Un paio di anni dopo, nel giugno del 1992 si è tenuta a Rio de Janeiro la Conferenza delle Nazioni Unite su Ambiente e Sviluppo (UNCED) alla quale hanno partecipato 183 paesi, oltre a innumerevoli organizzazioni non governative (ONG) e agenzie internazionali come la FAO, la ILO, ecc..

I lavori tenuti durante la Conferenza hanno condotto all'elaborazione di diversi documenti, non cogenti per i paesi che li hanno ratificati, ma comunque importanti per orientare la politica economica degli stessi verso quelle azioni necessarie per garantire uno sviluppo sostenibile a livello mondiale.

Prima fra tutti è la Dichiarazione di Rio sull'Ambiente e lo Sviluppo, un documento programmatico, giuridicamente non vincolante, che nei contenuti affronta i principi già enunciati nella Dichiarazione di Stoccolma del 1972, la "culla" della politica internazionale orientata ad uno sviluppo sostenibile, con l'intento di continuare la "costruzione" di quanto con essa iniziato.

 I 27 principi che contiene vogliono sottolineare l'importanza per ciascun paese di garantire ai propri cittadini delle buone condizioni economiche e sociali, nonché lo sviluppo delle stesse in armonia con l'ambiente in cui vivono. Enuncia, infatti, il primo dei principi che "gli esseri umani sono al centro delle preoccupazioni relative allo sviluppo sostenibile. Essi hanno diritto a una vita sana e produttiva in armonia con la natura".

Tutti gli altri principi enunciati nella Dichiarazione di Rio, si può dire che fanno da corollario a quello suesposto, in quanto inducono gli Stati ad assumere una serie di obblighi nei confronti delle loro popolazioni e delle risorse presenti sui rispettivi territori.

In particolare, il principio di non causare danni ambientali transfrontalieri, quello di cooperare per conservare, tutelare e ripristinare la salute e l'integrità dell'ecosistema terrestre, quello di promuovere un sistema economico internazionale idoneo a generare una crescita economica e uno sviluppo sostenibile in tutti i paesi e che consenta anche una lotta efficace ai problemi del degrado ambientale, quello di valutare preventivamente l'impatto ambientale causato dalle principali attività umane realizzate all'interno dei propri confini, ecc..

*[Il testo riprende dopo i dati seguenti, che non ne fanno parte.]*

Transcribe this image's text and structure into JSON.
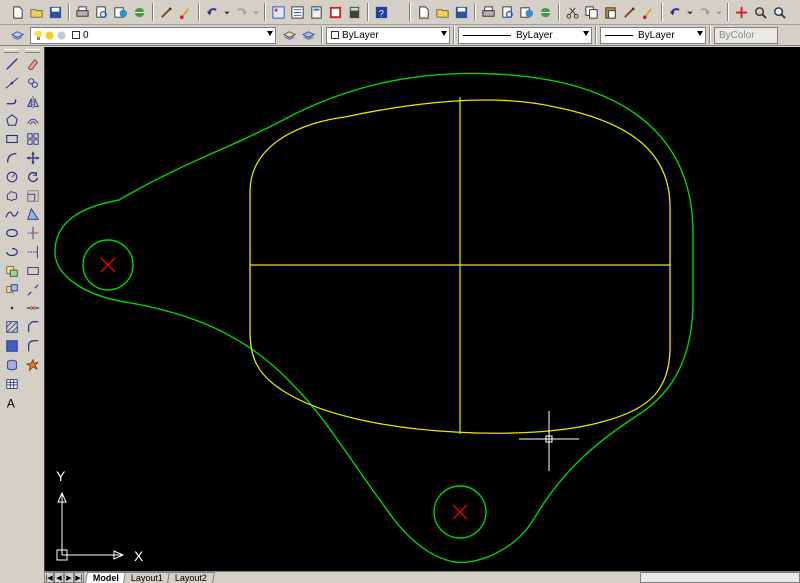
{
  "toolbar_standard": {
    "left_icons": [
      "new-icon",
      "open-icon",
      "save-icon",
      "print-icon",
      "plot-preview-icon",
      "publish-icon",
      "3d-dwf-icon",
      "matchprop-icon",
      "brush-icon",
      "undo-icon",
      "redo-icon",
      "designcenter-icon",
      "properties-icon",
      "toolpalettes-icon",
      "markup-icon",
      "quickcalc-icon",
      "help-icon"
    ],
    "right_icons": [
      "new-icon",
      "open-icon",
      "save-icon",
      "print-icon",
      "plot-preview-icon",
      "publish-icon",
      "3d-dwf-icon",
      "cut-icon",
      "copy-icon",
      "paste-icon",
      "matchprop-icon",
      "brush-icon",
      "undo-icon",
      "redo-icon",
      "pan-icon",
      "zoom-realtime-icon",
      "zoom-window-icon"
    ]
  },
  "layer_bar": {
    "current_layer": "0",
    "color_value": "ByLayer",
    "linetype_value": "ByLayer",
    "lineweight_value": "ByLayer",
    "plotstyle_value": "ByColor"
  },
  "draw_toolbar": [
    "line-icon",
    "construction-line-icon",
    "polyline-icon",
    "polygon-icon",
    "rectangle-icon",
    "arc-icon",
    "circle-icon",
    "revision-cloud-icon",
    "spline-icon",
    "ellipse-icon",
    "ellipse-arc-icon",
    "insert-block-icon",
    "make-block-icon",
    "point-icon",
    "hatch-icon",
    "gradient-icon",
    "region-icon",
    "table-icon",
    "multiline-text-icon"
  ],
  "modify_toolbar": [
    "erase-icon",
    "copy-object-icon",
    "mirror-icon",
    "offset-icon",
    "array-icon",
    "move-icon",
    "rotate-icon",
    "scale-icon",
    "stretch-icon",
    "trim-icon",
    "extend-icon",
    "break-at-point-icon",
    "break-icon",
    "join-icon",
    "chamfer-icon",
    "fillet-icon",
    "explode-icon"
  ],
  "drawing": {
    "background": "#000000",
    "outline_color": "#00d400",
    "inner_shape_color": "#e6e600",
    "center_mark_color": "#e00000",
    "crosshair_color": "#ffffff",
    "ucs_color": "#ffffff",
    "ucs_x_label": "X",
    "ucs_y_label": "Y"
  },
  "tabs": {
    "model": "Model",
    "layout1": "Layout1",
    "layout2": "Layout2"
  }
}
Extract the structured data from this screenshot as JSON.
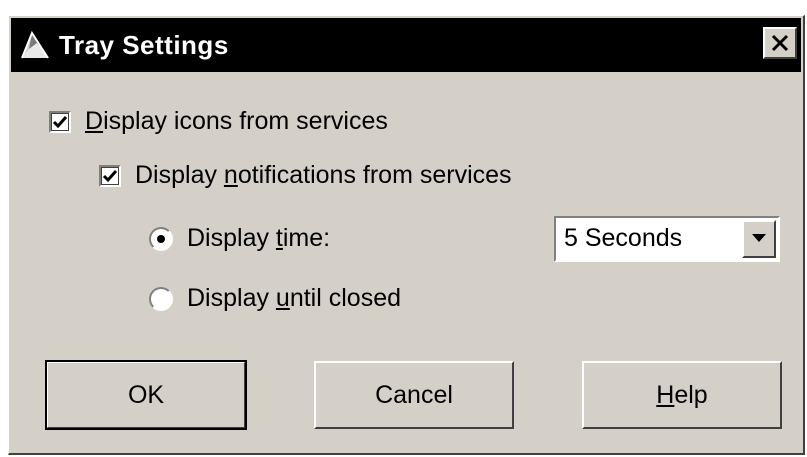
{
  "window": {
    "title": "Tray Settings"
  },
  "options": {
    "display_icons": {
      "label_accel": "D",
      "label_rest": "isplay icons from services",
      "checked": true
    },
    "display_notifications": {
      "label_pre": "Display ",
      "label_accel": "n",
      "label_rest": "otifications from services",
      "checked": true
    },
    "display_time": {
      "label_pre": "Display ",
      "label_accel": "t",
      "label_rest": "ime:",
      "selected": true
    },
    "display_until_closed": {
      "label_pre": "Display ",
      "label_accel": "u",
      "label_rest": "ntil closed",
      "selected": false
    }
  },
  "time_select": {
    "value": "5 Seconds"
  },
  "buttons": {
    "ok": "OK",
    "cancel": "Cancel",
    "help_accel": "H",
    "help_rest": "elp"
  },
  "icons": {
    "app": "tray-settings-app-icon",
    "close": "close-icon",
    "check": "checkmark-icon",
    "dropdown": "chevron-down-icon"
  }
}
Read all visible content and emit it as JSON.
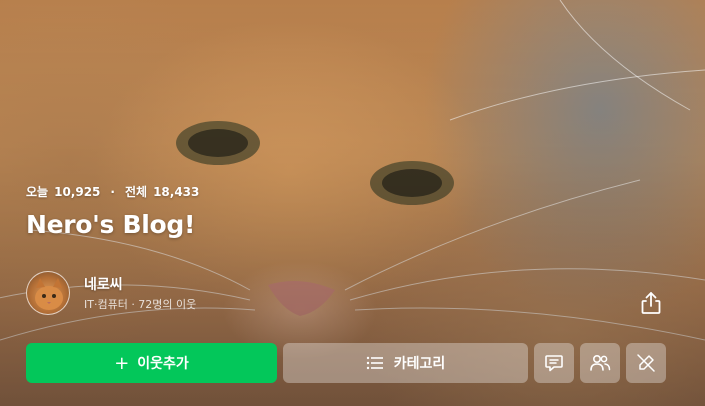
{
  "blog": {
    "title": "Nero's Blog!",
    "stats": {
      "today_label": "오늘",
      "today_count": "10,925",
      "separator": "·",
      "total_label": "전체",
      "total_count": "18,433"
    }
  },
  "profile": {
    "name": "네로씨",
    "subtitle": "IT·컴퓨터 · 72명의 이웃"
  },
  "actions": {
    "follow_icon": "+",
    "follow_label": "이웃추가",
    "category_label": "카테고리"
  },
  "icons": {
    "share": "share-icon",
    "message": "message-icon",
    "neighbors": "people-icon",
    "widget": "pen-off-icon"
  },
  "colors": {
    "follow_button": "#03c75a",
    "text": "#ffffff"
  }
}
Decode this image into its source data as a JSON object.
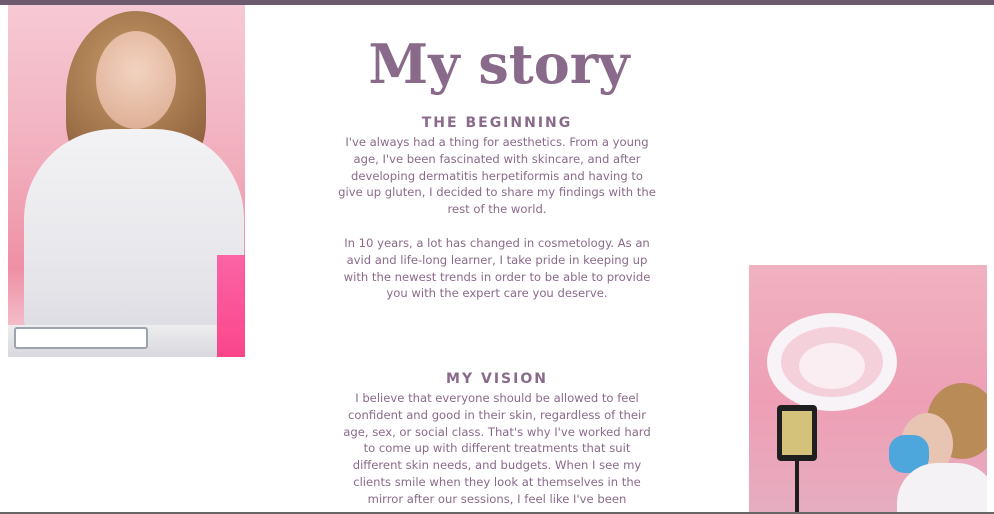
{
  "page": {
    "title": "My story",
    "accent_color": "#8a6a8b"
  },
  "sections": [
    {
      "heading": "THE BEGINNING",
      "paragraphs": [
        "I've always had a thing for aesthetics. From a young age, I've been fascinated with skincare, and after developing dermatitis herpetiformis and having to give up gluten, I decided to share my findings with the rest of the world.",
        "In 10 years, a lot has changed in cosmetology. As an avid and life-long learner, I take pride in keeping up with the newest trends in order to be able to provide you with the expert care you deserve."
      ]
    },
    {
      "heading": "MY VISION",
      "paragraphs": [
        "I believe that everyone should be allowed to feel confident and good in their skin, regardless of their age, sex, or social class. That's why I've worked hard to come up with different treatments that suit different skin needs, and budgets. When I see my clients smile when they look at themselves in the mirror after our sessions, I feel like I've been"
      ]
    }
  ],
  "images": {
    "left": "portrait-photo",
    "right": "treatment-photo"
  }
}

Un altro documento portante della Conferenza di Rio è l'Agenda 21, un programma d'azione per tutti i paesi partecipanti, tendente all'impegno politico e alla cooperazione internazionale in materia di ambiente e sviluppo. L'Agenda 21, infatti, indica i programmi che in concreto permettono di tradurre il principio di integrazione tra l'ambiente e lo sviluppo, attraverso l'individuazione di un centinaio di aree d'azione.

 E' stato stimato il costo complessivo che l'insieme delle azioni programmate dall'Agenda 21 potrebbero comportare se effettivamente attuate: è stato proposto in seno alla Conferenza, che di tale costo i paesi ricchi dell'area OCSE si facciano carico del 20% almeno, il che equivale ad una percentuale piuttosto modesta del prodotto lordo complessivo di ciascun paese, ovvero una quota senz'altro irrilevante per i bilanci dei paesi ricchi e quindi assolutamente praticabile.

 Per la soluzione dei problemi individuati a livello globale (come i cambiamenti climatici, la protezione della fascia dell'ozono, la conservazione delle biodiversità, ecc.), è stata creata una struttura, la Global Environmental Facility, che si occuperà di affrontare la gestione delle risorse a favore dei paesi in via di sviluppo.

 Sempre non vincolante è la Dichiarazione sulle Foreste, contenente i principi fondamentali per la gestione, la conservazione e lo sviluppo sostenibile di questo patrimonio inestimabile che ogni anno subisce una distruzione sfrenata. Al momento, è l'unico accordo esistente tra i paesi del nord del mondo e alcuni paesi in via di sviluppo che intendono le foreste come una risorsa nazionale e non di valenza mondiale, e che temono nella violazione del loro diritto sovrano di gestire liberamente di tale fonte di ricchezza.

 Altri documenti elaborati in occasione della Conferenza di Rio sono la Convenzione sulla diversità biologica e la Convenzione quadro sulle modificazioni climatiche; sono state, inoltre, poste le basi per la realizzazione di una Commissione per lo Sviluppo Sostenibile e per l'organizzazione di altre conferenze che sottopongano all'attenzione mondiale problemi comuni relativi a vari aspetti direttamente o indirettamente connessi all'equilibrio dell'ecosistema terrestre.